If you land in Mumbai, on the west side of India, get in a car, and drive about 375 miles northeast of the city, you will reach a little farming area called Akole. This used to be a dry region, but with reliable irrigation, it has become a prosperous farming region that grows sugarcane, among other crops. About 62 square miles of farmland supports a population of nearly 36,000 humans. It also supports a troupe of five hyenas, and at least five adult leopards.
This came as a shock to a group of researchers who went out to Akole with cameras to estimate the leopard population. Most people in Akole knew they shared their living space with leopards—although some didn’t believe it. Goats, cattle, and dogs went missing, and leopard scat was visible on trails. Still, leopard-wise, Akole was more of a metropolis than some wildlife preserves. In a slightly wider area, camera traps spotted 11 adult leopards and four cubs. Akole farm workers wander alone. Children play outside. No one had ever been attacked by a leopard.
When a few leopards were captured, because they had blundered into traps (and one old male had fallen in a well), researchers saw a chance to find out why these leopards were so peaceable. They collared the leopards and let them go. Two of the leopards, a pregnant female and an old male, were released well away from their capture sites. The others were released only a short distance away. The pregnant female went on the move until she gave birth, staying in the forest and turning up back in Akole about five months later. The older male walked until he reached the outskirts of Mumbai. His radio collar stopped working after only 42 days, but it appears he lived quietly on the outskirts of the city until he was hit by a car two years later.

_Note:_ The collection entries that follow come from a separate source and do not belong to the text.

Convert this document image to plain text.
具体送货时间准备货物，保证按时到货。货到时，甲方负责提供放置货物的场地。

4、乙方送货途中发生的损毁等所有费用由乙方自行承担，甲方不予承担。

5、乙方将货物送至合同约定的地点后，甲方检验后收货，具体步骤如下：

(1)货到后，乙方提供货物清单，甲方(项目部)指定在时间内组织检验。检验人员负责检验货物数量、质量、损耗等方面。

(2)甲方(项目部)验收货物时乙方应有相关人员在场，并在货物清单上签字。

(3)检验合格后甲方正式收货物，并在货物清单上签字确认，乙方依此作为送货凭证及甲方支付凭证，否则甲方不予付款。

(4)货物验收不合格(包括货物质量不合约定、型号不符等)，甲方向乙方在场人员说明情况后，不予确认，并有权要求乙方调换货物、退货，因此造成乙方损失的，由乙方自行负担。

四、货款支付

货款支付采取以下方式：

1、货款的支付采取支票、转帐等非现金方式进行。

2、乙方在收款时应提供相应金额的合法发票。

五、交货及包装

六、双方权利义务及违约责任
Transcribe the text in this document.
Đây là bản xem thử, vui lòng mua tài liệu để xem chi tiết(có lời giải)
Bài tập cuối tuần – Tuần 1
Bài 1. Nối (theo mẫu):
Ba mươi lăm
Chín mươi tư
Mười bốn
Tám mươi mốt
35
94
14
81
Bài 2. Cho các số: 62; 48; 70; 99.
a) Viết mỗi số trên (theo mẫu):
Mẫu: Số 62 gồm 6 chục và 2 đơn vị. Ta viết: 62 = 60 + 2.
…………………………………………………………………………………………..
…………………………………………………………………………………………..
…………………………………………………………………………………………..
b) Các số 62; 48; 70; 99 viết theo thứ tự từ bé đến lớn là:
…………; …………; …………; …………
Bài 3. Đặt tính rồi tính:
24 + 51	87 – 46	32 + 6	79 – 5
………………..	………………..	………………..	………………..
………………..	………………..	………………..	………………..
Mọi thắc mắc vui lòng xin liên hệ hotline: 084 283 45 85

The leopards released near their capture sites went right back to civilisation. The picture above shows how they behaved once they got there. In the square on the left, the village is the grey polygon, the black line shows the range of a female leopard, and the grey line shows the range of a male. In the square on the left, the white dots are houses. Around them you can see 25, 50, and 75 metre buffers. The red dots are leopard locations, taken every three hours from the GPS collars.
The leopards walked through the village freely. One leopard visited one house five times during the study. No one saw them—except the cameras—because they almost never came to the village during the day. Leopards that lived in closer contact with people were more strictly nocturnal than leopards that remained in sparsely populated areas. They stayed out of sight, ate pigs, stray dogs, and other city animals, and didn’t come near humans.
Why do these leopards leave humans alone while others attack? One of the researchers who collared the leopards, Vidya Athreya, has an idea about that. Athreya spent years working in areas with man-eating leopards. In those areas, whenever anyone spotted a leopard, the cat was hunted, tranquilised, and moved into the wilderness. It could be that by relocating big carnivores whenever we spot them, we are exporting animals that know to not prey on humans and opening up space for animals that don’t know to not prey on humans.
A leopard that raises its cubs to go out only at night, stay out of sight, and eat the occasional goat or dog is much safer than a leopard that has just come in out of the wild and doesn’t know the ropes. Maybe the best thing to do with carnivores is to allow them to adjust to us.